The gold standard treatment for DMD is the use of glucocorticoids such as prednisone or deflazacort, which aim to slow disease progression by anti‐inflammatory action (Gloss et al., 2016). Their benefits are well known, but so too are their side effects. Chronic use of steroids is associated with deleterious effects including muscle atrophy (Quattrocelli et al., 2017). Various strategies are undertaken to offset these effects in pre‐clinical trials with a view to translation to human DMD. For example, it has been successfully shown that weekly treatment rather than daily treatment with prednisone is effective and can offset the negative side effects of chronic use of steroidal treatment (Quattrocelli et al., 2017). Quattrocelli et al. (2017) compared weekly versus daily prednisone and deflazacort over a 4‐week period. Weekly treatment with glucocorticoids showed an increase in functional measures including grip strength, run to exhaustion and tetanic force in the tibialis anterior (Quattrocelli et al., 2017). Furthermore, weekly treatment increased gastrocnemius and diaphragm muscle cross‐sectional areas, whereas these measures were decreased following chronic daily treatment (Quattrocelli et al., 2017). We acknowledge that promising emerging therapies will likely be administered as adjunctive therapies in human DMD. It would be interesting to determine if co‐administration of NAC and prednisone exerted beneficial effects on respiratory muscle over prednisone alone.

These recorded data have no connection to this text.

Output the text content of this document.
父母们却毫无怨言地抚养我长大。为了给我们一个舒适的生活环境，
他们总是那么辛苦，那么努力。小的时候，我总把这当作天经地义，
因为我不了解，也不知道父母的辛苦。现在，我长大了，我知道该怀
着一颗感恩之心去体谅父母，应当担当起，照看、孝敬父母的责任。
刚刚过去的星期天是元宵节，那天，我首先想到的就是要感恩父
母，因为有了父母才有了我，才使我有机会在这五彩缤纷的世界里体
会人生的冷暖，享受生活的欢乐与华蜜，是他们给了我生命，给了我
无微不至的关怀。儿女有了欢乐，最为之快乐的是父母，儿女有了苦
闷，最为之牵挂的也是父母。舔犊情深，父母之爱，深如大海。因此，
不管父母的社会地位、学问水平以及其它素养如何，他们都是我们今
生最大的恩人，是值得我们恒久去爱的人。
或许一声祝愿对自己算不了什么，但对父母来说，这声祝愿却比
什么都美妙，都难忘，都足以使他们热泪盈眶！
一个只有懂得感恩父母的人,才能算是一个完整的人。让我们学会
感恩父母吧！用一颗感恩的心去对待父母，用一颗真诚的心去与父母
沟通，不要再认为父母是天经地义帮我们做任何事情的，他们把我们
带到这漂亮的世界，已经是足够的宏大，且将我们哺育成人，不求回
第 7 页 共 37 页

Notwithstanding the observations of the present study, which may suggest limited application for NAC in the treatment of DMD, we conclude that further studies are warranted to fully investigate the potential beneficial effects of NAC as an adjunctive treatment for muscular dystrophy.

AUTHOR CONTRIBUTIONS

Michael N. Maxwell: administration of NAC; acquisition of whole‐body plethysmography data; acquisition of diaphragm histology data; data and statistical analysis and interpretation of data; preparation of figures and drafting of the manuscript. Anthony L. Marullo: administration of NAC; acquisition of force data; data and statistical analysis; preparation of figures; drafting of the manuscript. Ben T. Murphy: administration of NAC; critical review of the manuscript.  Esther Valverde‐Pérez: acquisition of gene expression data; data and statistical analysis and interpretation of the data. Aoife D. Slyne: administration of NAC; acquisition of tissue and growth data; critical review of the manuscript. Ken D. O'Halloran: experimental design; acquisition of EMG and pressure data; data and statistical analysis and interpretation of data; preparation of figures and drafting and critical review of the manuscript. Authors have approved the final version of the manuscript and agree to be accountable for all aspects of the work in ensuring that questions related to the accuracy or integrity of any part of the work are appropriately investigated and resolved. All persons designated as authors qualify for authorship, and all those who qualify for authorship are listed.

CONFLICT OF INTEREST

None.

Maxwell, M. N. , Marullo, A. L. , Valverde‐Pérez, E. , Slyne, A. D. , Murphy, B. T. , & O'Halloran, K. D. (2024). Chronic N‐acetyl cysteine treatment does not improve respiratory system performance in the mdx mouse model of Duchenne muscular dystrophy. Experimental Physiology, 109, 1370–1384. 10.1113/EP091862

DATA AVAILABILITY STATEMENT

Most data are provided in the manuscript as individual data points. All data are available upon reasonable request.